Vorsichtig löse meinen Blick von den Zeilen, die ich nicht vorhabe zu lesen und begutachte das Schauspiel, das sich vor mir abspielt. Die zerrissene schwarze Jeans soll Konrads Status als Bad Boy wohl unterstreichen, falls die schwarze Lederjacke nicht laut genug »Gefahr« schreit. Eigentlich schreit alles an ihm »Hier bin ich, beachte mich!« und: »Signalfarbe? Schwarz ist das neue rot!« Selbst seine Haare, die an den Seiten kurz geschoren sind, hat er sich badboymäßig nach hinten gebunden. Es verwundert mich allerdings, ihn ganz allein zu sehen. Wo Konrad ist, können seine Hunde nicht weit-

Zwei weitere Donnerschläge kündigen Josh und Elian an, die aussehen wie wandelnde Werbetafeln für Sportmarken, auch wenn ihre Klamotten schon mal bessere Tage gesehen haben. Die Haare sind mit eimerweise Haargel zugeklebt und Jogginghosen umspielen ihre Beine. Kurzum: die perfekten Lakaien, um Konrad in Szene zu setzen; nun ist das Rudel komplett. Josh und Elian gehen fast im Gleichschritt zu ihm, mit dem sie sich gestikulierend unterhalten. Bestimmt erzählen die beiden Konrads gerade wie großartig er doch sei oder ob sie ein Portrait von ihm malen dürfen.

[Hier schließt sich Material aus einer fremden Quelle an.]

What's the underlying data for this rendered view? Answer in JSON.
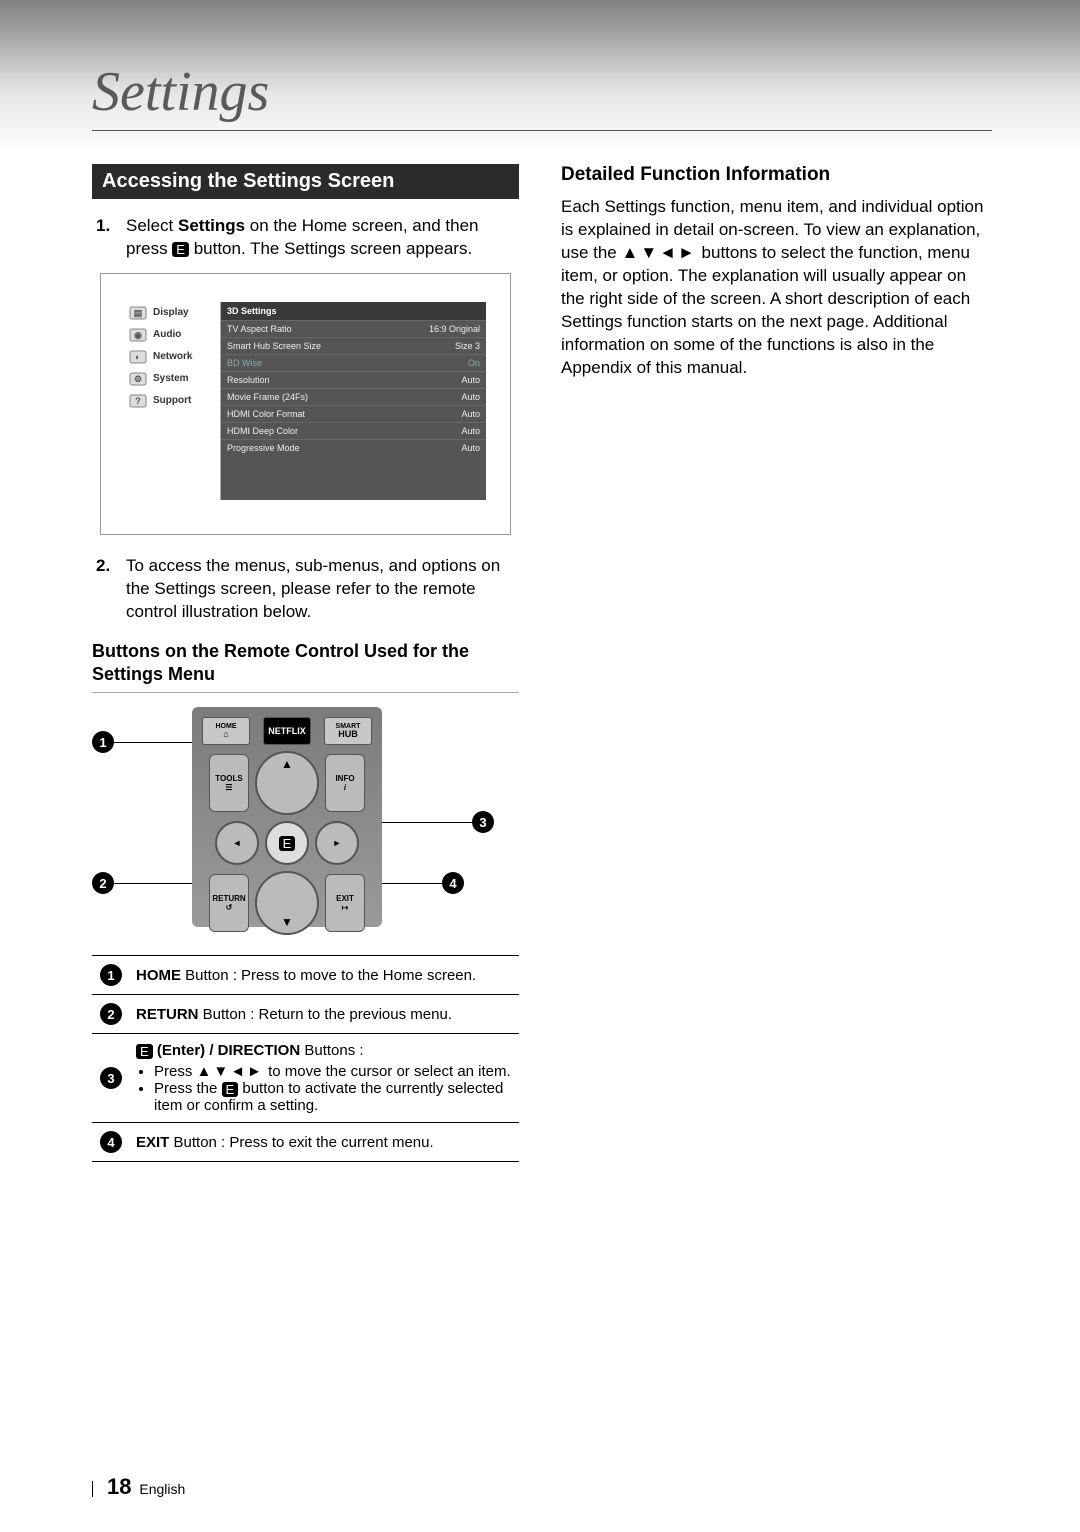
{
  "page": {
    "title": "Settings",
    "page_number": "18",
    "lang": "English"
  },
  "left": {
    "section_bar": "Accessing the Settings Screen",
    "step1_n": "1.",
    "step1_a": "Select ",
    "step1_b": "Settings",
    "step1_c": " on the Home screen, and then press ",
    "step1_d": " button. The Settings screen appears.",
    "step2_n": "2.",
    "step2_text": "To access the menus, sub-menus, and options on the Settings screen, please refer to the remote control illustration below.",
    "subhead_remote": "Buttons on the Remote Control Used for the Settings Menu"
  },
  "settings_menu": {
    "side": [
      "Display",
      "Audio",
      "Network",
      "System",
      "Support"
    ],
    "rows": [
      {
        "k": "3D Settings",
        "v": ""
      },
      {
        "k": "TV Aspect Ratio",
        "v": "16:9 Original"
      },
      {
        "k": "Smart Hub Screen Size",
        "v": "Size 3"
      },
      {
        "k": "BD Wise",
        "v": "On",
        "dim": true
      },
      {
        "k": "Resolution",
        "v": "Auto"
      },
      {
        "k": "Movie Frame (24Fs)",
        "v": "Auto"
      },
      {
        "k": "HDMI Color Format",
        "v": "Auto"
      },
      {
        "k": "HDMI Deep Color",
        "v": "Auto"
      },
      {
        "k": "Progressive Mode",
        "v": "Auto"
      }
    ]
  },
  "remote": {
    "row1": {
      "l": "HOME",
      "m": "NETFLIX",
      "r": "SMART HUB"
    },
    "row2": {
      "l": "TOOLS",
      "r": "INFO"
    },
    "row3": {
      "l": "RETURN",
      "r": "EXIT"
    },
    "badges": {
      "b1": "1",
      "b2": "2",
      "b3": "3",
      "b4": "4"
    },
    "enter_center": "E"
  },
  "table": {
    "r1": {
      "num": "1",
      "bold": "HOME",
      "rest": " Button : Press to move to the Home screen."
    },
    "r2": {
      "num": "2",
      "bold": "RETURN",
      "rest": " Button : Return to the previous menu."
    },
    "r3": {
      "num": "3",
      "title_bold": " (Enter) / DIRECTION",
      "title_rest": " Buttons :",
      "li1_a": "Press ",
      "li1_arrows": "▲▼◄►",
      "li1_b": " to move the cursor or select an item.",
      "li2_a": "Press the ",
      "li2_b": " button to activate the currently selected item or confirm a setting."
    },
    "r4": {
      "num": "4",
      "bold": "EXIT",
      "rest": " Button : Press to exit the current menu."
    }
  },
  "right": {
    "head": "Detailed Function Information",
    "body_a": "Each Settings function, menu item, and individual option is explained in detail on-screen. To view an explanation, use the ",
    "arrows": "▲▼◄►",
    "body_b": " buttons to select the function, menu item, or option. The explanation will usually appear on the right side of the screen. A short description of each Settings function starts on the next page. Additional information on some of the functions is also in the Appendix of this manual."
  }
}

Gerade möchte ich mich abwenden und in den nächsten Unterricht gehen, als Konrad lautstark einen Namen blafft, bei dem ich hellhörig werde. »Komm endlich, Julius!« Tatsächlich taucht in dieser Sekunde Besagter auf. Er versucht mit schnellen Schritten zu Konrad zu gelangen und gleichzeitig einen gefährlich hohen Hefter-Stapel auf einem Arm zu balancieren, was nur mäßig funktioniert. Ein Schnauben entfährt mir und ich bin schlagartig von ihm enttäuscht. Wieso muss er auch an Konrad und seine Gang geraten sein? Bei Elian war es letztes Jahr genauso: Er tauchte nach den Sommerferien plötzlich auf und wurde sofort in Konrads Team geholt, danach hat es nicht mehr lange gedauert, bis er Konrads Füße geküsst und seinen Kleiderschrank angepasst hat.

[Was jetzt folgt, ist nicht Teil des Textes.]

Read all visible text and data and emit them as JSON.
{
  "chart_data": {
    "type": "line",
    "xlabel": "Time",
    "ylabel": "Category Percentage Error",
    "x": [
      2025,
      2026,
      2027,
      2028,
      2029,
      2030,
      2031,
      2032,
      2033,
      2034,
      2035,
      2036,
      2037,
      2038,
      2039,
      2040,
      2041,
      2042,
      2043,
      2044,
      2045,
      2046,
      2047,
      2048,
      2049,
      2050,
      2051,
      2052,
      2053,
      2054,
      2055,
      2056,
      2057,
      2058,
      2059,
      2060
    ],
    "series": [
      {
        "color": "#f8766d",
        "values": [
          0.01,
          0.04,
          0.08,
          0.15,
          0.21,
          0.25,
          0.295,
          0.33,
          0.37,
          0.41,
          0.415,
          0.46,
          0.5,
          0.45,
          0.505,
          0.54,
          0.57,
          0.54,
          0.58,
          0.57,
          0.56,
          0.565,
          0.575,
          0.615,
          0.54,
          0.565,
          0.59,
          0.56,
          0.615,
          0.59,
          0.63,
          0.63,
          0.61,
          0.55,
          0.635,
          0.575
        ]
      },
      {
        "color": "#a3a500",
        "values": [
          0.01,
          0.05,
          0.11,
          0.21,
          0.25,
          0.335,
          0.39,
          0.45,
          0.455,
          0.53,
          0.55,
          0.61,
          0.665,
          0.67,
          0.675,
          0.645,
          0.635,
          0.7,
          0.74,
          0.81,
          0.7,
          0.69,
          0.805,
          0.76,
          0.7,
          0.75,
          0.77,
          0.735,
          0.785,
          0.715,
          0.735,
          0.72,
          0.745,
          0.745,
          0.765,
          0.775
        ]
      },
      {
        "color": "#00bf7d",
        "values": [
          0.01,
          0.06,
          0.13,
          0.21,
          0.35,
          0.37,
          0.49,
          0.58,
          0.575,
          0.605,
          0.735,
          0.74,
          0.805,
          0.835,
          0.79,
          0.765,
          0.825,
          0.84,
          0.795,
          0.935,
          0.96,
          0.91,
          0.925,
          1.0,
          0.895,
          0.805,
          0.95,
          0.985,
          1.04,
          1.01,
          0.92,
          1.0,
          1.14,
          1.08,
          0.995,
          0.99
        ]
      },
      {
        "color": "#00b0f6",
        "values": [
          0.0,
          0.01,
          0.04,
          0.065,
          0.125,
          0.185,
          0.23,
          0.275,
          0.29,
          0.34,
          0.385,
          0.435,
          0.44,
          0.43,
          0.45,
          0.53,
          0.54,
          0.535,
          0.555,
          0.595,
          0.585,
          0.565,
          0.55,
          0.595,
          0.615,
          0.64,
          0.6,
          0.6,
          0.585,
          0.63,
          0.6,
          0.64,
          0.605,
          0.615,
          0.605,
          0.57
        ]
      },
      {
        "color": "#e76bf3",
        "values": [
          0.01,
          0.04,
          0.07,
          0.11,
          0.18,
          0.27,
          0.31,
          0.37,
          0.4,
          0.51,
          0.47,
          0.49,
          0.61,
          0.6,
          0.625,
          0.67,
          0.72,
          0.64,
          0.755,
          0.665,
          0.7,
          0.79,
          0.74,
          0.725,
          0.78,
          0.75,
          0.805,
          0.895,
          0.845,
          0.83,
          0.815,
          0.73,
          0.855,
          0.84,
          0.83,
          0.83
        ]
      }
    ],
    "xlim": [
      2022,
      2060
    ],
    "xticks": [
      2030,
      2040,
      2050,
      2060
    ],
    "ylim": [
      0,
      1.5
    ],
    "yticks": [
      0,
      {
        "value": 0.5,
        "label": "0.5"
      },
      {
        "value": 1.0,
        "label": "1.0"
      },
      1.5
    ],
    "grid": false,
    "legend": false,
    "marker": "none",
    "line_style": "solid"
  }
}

Aber Julius? War es doch Zufall, dass er bei dem Training im Gegensatz zu den anderen das Konzept von Logik verstanden hat? Wenigstens hat er seinen persönlichen Stil noch nicht verloren und läuft nicht, als hätte er sich gerade in die Hose gemacht. Das ist doch was, oder? Ruckartig hefte ich meinen Blick wieder auf mein Buch, das ich im Arm halte. Ich habe schon viel zu lange rüber gestarrt, aber einen letzten Blick kann ich mir nicht verkneifen. Julius‘ Haare sind verstrubbelt, als hätte er zu lange am Fenster gestanden und –

»Er war nicht immer so«, überrumpelt mich eine Stimme von hinten und lässt mich ziemlich hart auf den Boden der Tatsachen aufprallen. Mein Alibibuch kann ich gerade so noch auffangen und klemme es mir wieder unter den Arm. »Gott, Assia! Erschreck mich doch nicht so!«, japse ich und lehne mich immer noch ein wenig wacklig auf den Beinen an die Wand. Sie wirft mir einen kurzen unbeeindruckten Blick zu und fährt dann fort: »Julius muss die zwölfte Klasse wiederholen, weil er lange gefehlt hat. Wegen einer Sportverletzung oder so. Konrad kannte er aus seinem Jahrgang, aber der wiederholt nur, weil er mit dem Denken noch nicht so weit ist.« Jetzt wird mir auch klar, wieso ich Julius letztes Jahr in keinem Kurs gesehen habe! »Woher hast du die ganzen Infos?«, frage ich verblüfft. »Wenn man nicht viel redet, vergessen einen die Menschen schnell. So bekommt man viel mit, ohne dass es den anderen auffällt«, erzählt sie mir mit gesenkter Stimme. Wie ich, möchte sie nicht die Aufmerksamkeit von den Vieren erlangen.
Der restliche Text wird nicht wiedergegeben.